The thing you may not have known you wanted to know: the field's answer to 'do workflows transfer?' is really an argument about *substrate*. Store learning in weights and it's stuck to one agent; store it as an externalized, abstracted, embedding-indexed artifact and it becomes a portable object that a separate curator can even keep improving on someone else's behalf. If you want to go deeper, SkillOS and Agent Workflow Memory are the two doorways — one for cross-backbone transfer, one for why abstraction is what makes a routine survive the move.


Sources 7 notes

Can a separate trained curator improve skill libraries better than frozen agents?

SkillOS shows that separating a trainable curator from a frozen executor, grouped by task streams, causes skill repositories to shift from generic verbose additions toward actionable execution logic and cross-task meta-strategies. The trained curator generalizes across different executor backbones and domains.

Can agents learn new skills without forgetting old ones?

VOYAGER demonstrates that storing executable skills in an embedding-indexed library and composing complex skills from simpler ones allows agents to learn continuously while avoiding the forgetting that occurs with weight-update-based methods. Environmental feedback refines skills while an automatic curriculum drives continual exploration.

Can agents learn continuously from experience without updating weights?

AgentFly formalizes agent learning as a Memory-augmented MDP with three memory modules (case, subtask, tool) that enable credit assignment and policy improvement entirely through memory operations. The approach achieved 87.88% on GAIA validation without modifying LLM parameters.

Can agents learn reusable sub-task routines from past experience?

Agent Workflow Memory induces sub-task routines at finer granularity than full tasks, abstracts example-specific values, and compounds them hierarchically. This produces 24.6% relative gain on Mind2Web and 51.1% on WebArena, with larger gains as train-test gaps widen.

How can agent systems share learned skills across users?

SkillClaw aggregates interaction trajectories across users, processes them through an autonomous evolver that identifies patterns and refines skills, then synchronizes updates system-wide. This converts siloed individual learning into shared capability improvement without manual curation.

Can agents learn beyond what their training data shows?

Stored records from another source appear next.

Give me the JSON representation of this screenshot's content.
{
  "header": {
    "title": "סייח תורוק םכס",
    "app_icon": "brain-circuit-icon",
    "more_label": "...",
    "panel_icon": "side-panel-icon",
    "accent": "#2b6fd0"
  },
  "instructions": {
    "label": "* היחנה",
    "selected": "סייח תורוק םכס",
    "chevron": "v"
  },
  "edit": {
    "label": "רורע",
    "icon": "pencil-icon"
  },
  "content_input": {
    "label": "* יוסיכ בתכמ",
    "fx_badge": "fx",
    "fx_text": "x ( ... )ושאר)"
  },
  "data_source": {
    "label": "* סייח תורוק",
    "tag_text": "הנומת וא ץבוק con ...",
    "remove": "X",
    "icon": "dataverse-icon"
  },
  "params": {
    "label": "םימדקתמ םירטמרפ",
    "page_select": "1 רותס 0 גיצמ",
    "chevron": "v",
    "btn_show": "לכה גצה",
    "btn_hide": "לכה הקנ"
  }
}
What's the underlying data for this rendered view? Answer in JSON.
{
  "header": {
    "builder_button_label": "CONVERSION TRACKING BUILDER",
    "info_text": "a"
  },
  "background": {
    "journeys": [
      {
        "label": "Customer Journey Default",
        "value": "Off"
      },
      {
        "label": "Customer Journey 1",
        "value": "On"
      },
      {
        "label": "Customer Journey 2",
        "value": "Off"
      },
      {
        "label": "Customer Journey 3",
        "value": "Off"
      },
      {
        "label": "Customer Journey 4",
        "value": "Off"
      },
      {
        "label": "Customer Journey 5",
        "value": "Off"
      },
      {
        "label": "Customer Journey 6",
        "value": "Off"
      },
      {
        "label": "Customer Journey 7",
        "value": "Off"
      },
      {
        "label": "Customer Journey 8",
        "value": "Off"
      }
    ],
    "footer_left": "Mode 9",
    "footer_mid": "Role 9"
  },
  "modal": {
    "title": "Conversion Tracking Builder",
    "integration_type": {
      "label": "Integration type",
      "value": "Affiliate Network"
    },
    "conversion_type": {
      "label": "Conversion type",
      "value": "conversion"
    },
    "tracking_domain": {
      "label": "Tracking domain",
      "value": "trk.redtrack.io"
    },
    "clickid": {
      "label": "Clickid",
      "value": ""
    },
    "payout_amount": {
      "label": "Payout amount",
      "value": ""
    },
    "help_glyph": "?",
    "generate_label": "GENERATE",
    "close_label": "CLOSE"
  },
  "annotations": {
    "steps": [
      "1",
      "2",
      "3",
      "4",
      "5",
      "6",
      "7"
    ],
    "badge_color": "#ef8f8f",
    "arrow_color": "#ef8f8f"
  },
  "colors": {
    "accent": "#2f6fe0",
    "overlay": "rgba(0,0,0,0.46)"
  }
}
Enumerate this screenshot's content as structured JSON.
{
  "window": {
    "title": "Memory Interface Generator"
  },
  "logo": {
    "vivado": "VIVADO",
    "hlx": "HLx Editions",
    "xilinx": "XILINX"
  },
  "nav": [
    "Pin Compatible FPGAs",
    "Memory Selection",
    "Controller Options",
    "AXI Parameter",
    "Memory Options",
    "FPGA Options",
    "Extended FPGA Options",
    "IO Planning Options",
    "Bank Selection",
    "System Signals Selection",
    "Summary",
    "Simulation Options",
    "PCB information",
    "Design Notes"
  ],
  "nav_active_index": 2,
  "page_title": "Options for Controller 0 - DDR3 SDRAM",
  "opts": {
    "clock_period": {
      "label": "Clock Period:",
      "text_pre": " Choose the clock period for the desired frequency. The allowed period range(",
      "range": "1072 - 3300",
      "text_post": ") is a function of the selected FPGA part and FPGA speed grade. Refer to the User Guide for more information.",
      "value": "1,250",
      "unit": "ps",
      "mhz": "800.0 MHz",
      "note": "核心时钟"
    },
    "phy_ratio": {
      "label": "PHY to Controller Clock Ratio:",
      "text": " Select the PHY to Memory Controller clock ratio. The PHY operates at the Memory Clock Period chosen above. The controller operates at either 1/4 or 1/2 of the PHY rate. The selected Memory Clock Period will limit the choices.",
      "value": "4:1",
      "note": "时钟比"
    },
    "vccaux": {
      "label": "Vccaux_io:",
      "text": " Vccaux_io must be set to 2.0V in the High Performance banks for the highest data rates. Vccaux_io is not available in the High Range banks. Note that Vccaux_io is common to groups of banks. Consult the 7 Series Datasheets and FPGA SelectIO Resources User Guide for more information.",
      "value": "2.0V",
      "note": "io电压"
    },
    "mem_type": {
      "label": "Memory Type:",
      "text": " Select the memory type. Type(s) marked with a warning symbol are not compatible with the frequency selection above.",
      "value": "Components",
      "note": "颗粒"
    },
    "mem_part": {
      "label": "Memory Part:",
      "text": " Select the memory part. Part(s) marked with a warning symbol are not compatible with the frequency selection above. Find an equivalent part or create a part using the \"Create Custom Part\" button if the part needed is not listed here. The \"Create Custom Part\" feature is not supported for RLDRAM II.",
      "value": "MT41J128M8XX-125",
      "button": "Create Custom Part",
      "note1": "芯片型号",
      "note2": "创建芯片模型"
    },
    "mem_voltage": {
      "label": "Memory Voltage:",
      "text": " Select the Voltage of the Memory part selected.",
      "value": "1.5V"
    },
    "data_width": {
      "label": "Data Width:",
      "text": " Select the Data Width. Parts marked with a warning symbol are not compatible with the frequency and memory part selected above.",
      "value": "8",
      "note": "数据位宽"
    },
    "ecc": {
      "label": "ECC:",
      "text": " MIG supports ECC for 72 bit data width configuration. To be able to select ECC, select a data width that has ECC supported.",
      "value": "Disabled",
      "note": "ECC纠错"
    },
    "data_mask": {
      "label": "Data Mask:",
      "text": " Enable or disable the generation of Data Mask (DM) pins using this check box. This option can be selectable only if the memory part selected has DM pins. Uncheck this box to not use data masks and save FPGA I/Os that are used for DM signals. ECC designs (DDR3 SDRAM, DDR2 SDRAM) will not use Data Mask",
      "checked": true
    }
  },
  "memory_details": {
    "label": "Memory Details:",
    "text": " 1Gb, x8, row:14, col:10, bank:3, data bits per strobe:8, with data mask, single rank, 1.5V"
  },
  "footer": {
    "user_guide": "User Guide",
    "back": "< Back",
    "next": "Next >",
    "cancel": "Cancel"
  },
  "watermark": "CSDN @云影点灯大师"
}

Agents trained on static expert datasets cannot learn from their own failures or generalize beyond demonstrated scenarios because they never interact with environments during training. Competence is capped by what curators imagined, not by agent capacity.

How does workflow position shape attack propagation in multi-agent systems?

FLOWSTEER demonstrates that malicious signals propagate farther when injected into high-influence subtasks, and that framing them as evidence rather than instruction causes downstream agents to relay them. Influence concentrates where dependencies converge, making position-aware attacks far more effective.